= Check pilot =

Supervisory aircraft pilot

A check pilot (or check airman) is an aircraft pilot who performs an oversight, safety, and qualification role for commercial pilots undergoing evaluation. The role of the check pilot is to ensure that the flight crew member has met competency standards before the check airman releases the crew member from training and to ensure that those standards are maintained while the crew member remains in line service.

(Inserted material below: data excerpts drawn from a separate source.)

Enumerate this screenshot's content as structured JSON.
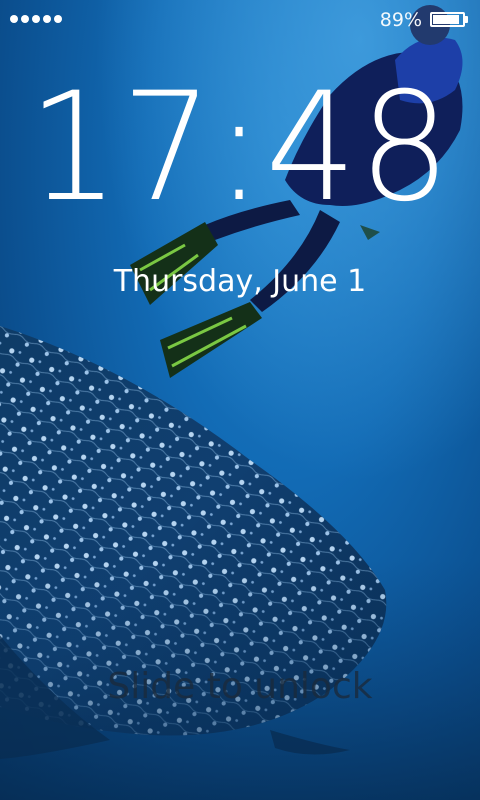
{
  "status_bar": {
    "battery_percent_text": "89%",
    "battery_level": 0.89,
    "signal_dots": 5
  },
  "lock_screen": {
    "time": "17:48",
    "date": "Thursday, June 1",
    "unlock_hint": "Slide to unlock"
  },
  "wallpaper": {
    "subject": "whale-shark-and-diver"
  },
  "colors": {
    "water_top": "#1e7ec7",
    "water_deep": "#073868",
    "text": "#ffffff",
    "fin_accent": "#7ac843"
  }
}
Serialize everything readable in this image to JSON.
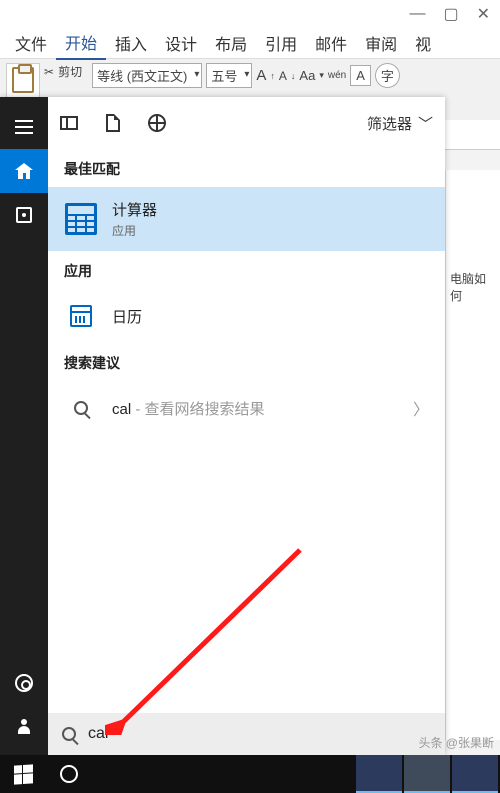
{
  "word": {
    "window": {
      "min": "—",
      "max": "▢",
      "close": "✕"
    },
    "menu": [
      "文件",
      "开始",
      "插入",
      "设计",
      "布局",
      "引用",
      "邮件",
      "审阅",
      "视"
    ],
    "menu_active_index": 1,
    "ribbon": {
      "cut": "剪切",
      "font_name": "等线 (西文正文)",
      "font_size": "五号",
      "btn_A_up": "A",
      "btn_A_dn": "A",
      "btn_Aa": "Aa",
      "btn_wen": "wén",
      "btn_A3": "A",
      "btn_A_box": "A",
      "btn_circle": "字"
    },
    "doc_text": "电脑如何"
  },
  "start": {
    "tabs": {
      "filter_label": "筛选器"
    },
    "sections": {
      "best": "最佳匹配",
      "apps": "应用",
      "suggestions": "搜索建议"
    },
    "best_match": {
      "title": "计算器",
      "subtitle": "应用"
    },
    "apps": [
      {
        "title": "日历"
      }
    ],
    "suggestions": [
      {
        "prefix": "cal",
        "suffix": " - 查看网络搜索结果"
      }
    ],
    "search_value": "cal"
  },
  "watermark": "头条 @张果断"
}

A check pilot is authorized to conduct the following:
- Pilot proficiency or competency checks conducted as a qualification curriculum segment in the operator's approved training program, from either pilot seat in an aircraft, whether in flight, or in a simulator, as appropriate.
- Flight instruction in the operator's approved training program, from either pilot seat in an aircraft in flight, or in a simulator, or both, as appropriate.
- Supervision of the reestablishment of landing ability.
- Special checks conducted as a qualification curriculum segment of the operator's approved training program, provided the check airman is qualified in the specific activity for which the special check is being conducted (such as Category II (CAT II) and Category III (CAT III) operations).
- Certification of the satisfactory proficiency and knowledge of airmen after completion of a flight training curriculum segment or flight training module.
- When authorized by the operator, ground instruction for airmen, and certification of the satisfactory completion by an airman of a ground training curriculum segment.